I’m half Japanese and the rest is a mix of Irish, French, and British of which I’m unsure.
Growing up, I never heard the word “Hapa” in the Northeast where there was a small Asian population, but I always identified as being mixed. I regret that I couldn’t really be exposed to much Japanese culture there, despite my mom’s efforts to immerse me as much as she could.
I guess my experience is even more different since I also grew up with an autistic brother. My family decided it would be best to use only English at home, so I lost my Japanese fluency by the time I entered first grade. It was always annoying to have to justify why I didn’t speak fluent Japanese. Right now I’m re-learning Japanese and I’m determined speak with enough fluency to visit by myself in a couple years.
Looking back, there were probably times I was excluded or left out of things because I was mixed, I looked too different, or people didn’t want to associate with me because of my brother’s autism. Either I don’t remember too many of these instances or I ignored them and went my own way since I’m a pretty stubborn person.
When I moved to Southern California in my high school years, I began to feel like somewhat of an outcast — the racial tension in my school divided everyone so that people mostly stayed with their own. Like a lot of Hapas, I didn’t feel Asian enough to join the Asian crowd, but others didn’t really understand if I tried to explain this.
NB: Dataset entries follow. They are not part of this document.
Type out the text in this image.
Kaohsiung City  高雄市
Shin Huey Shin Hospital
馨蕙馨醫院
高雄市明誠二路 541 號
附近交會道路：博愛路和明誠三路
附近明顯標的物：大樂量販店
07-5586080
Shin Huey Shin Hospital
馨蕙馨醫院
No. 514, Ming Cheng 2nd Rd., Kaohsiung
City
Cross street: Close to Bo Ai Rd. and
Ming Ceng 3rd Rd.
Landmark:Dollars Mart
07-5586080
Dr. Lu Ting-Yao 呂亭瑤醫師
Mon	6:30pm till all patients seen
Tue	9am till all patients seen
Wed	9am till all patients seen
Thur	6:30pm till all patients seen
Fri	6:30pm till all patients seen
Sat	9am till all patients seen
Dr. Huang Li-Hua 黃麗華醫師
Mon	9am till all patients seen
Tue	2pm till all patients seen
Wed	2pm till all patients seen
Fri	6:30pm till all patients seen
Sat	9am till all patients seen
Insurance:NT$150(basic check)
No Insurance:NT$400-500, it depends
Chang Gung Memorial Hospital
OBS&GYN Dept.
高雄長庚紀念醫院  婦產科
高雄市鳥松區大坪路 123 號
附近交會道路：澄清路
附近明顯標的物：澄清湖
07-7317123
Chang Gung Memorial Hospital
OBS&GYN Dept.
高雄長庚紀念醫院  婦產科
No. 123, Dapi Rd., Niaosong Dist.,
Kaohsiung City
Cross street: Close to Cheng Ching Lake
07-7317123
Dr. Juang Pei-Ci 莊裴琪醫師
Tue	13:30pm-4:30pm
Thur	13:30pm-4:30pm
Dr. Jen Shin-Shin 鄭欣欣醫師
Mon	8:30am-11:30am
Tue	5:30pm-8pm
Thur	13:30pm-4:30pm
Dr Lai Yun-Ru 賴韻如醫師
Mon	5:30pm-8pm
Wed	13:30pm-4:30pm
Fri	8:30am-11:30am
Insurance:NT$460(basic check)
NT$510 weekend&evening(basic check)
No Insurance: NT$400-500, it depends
I’ve been mistaken for Mexican, Spanish, Italian, French and was told once that I really look Czechoslovakian (I wasn’t aware there was a “look”). It’s interesting how different people guess depending on where you are. I think that now that Hapa culture is coming more into the mainstream, people are able to guess that I’m Hapa more accurately.
I’ve also dealt with backhanded compliments, staring, sarcastic comments, and racist slurs. I’m so thankful for growing up in a time where I can feel confident that there is nothing wrong with me for being the way I am. So while some things people say legitimately get my blood boiling, they don’t really have lasting negative effects of me. Therefore, I’ve never felt apologetic or regretted being mixed, and I will always be proud to be Hapa.
The biggest benefit of growing up Hapa, for me, is that it’s taught me humanistic values and to be open to all sorts of people.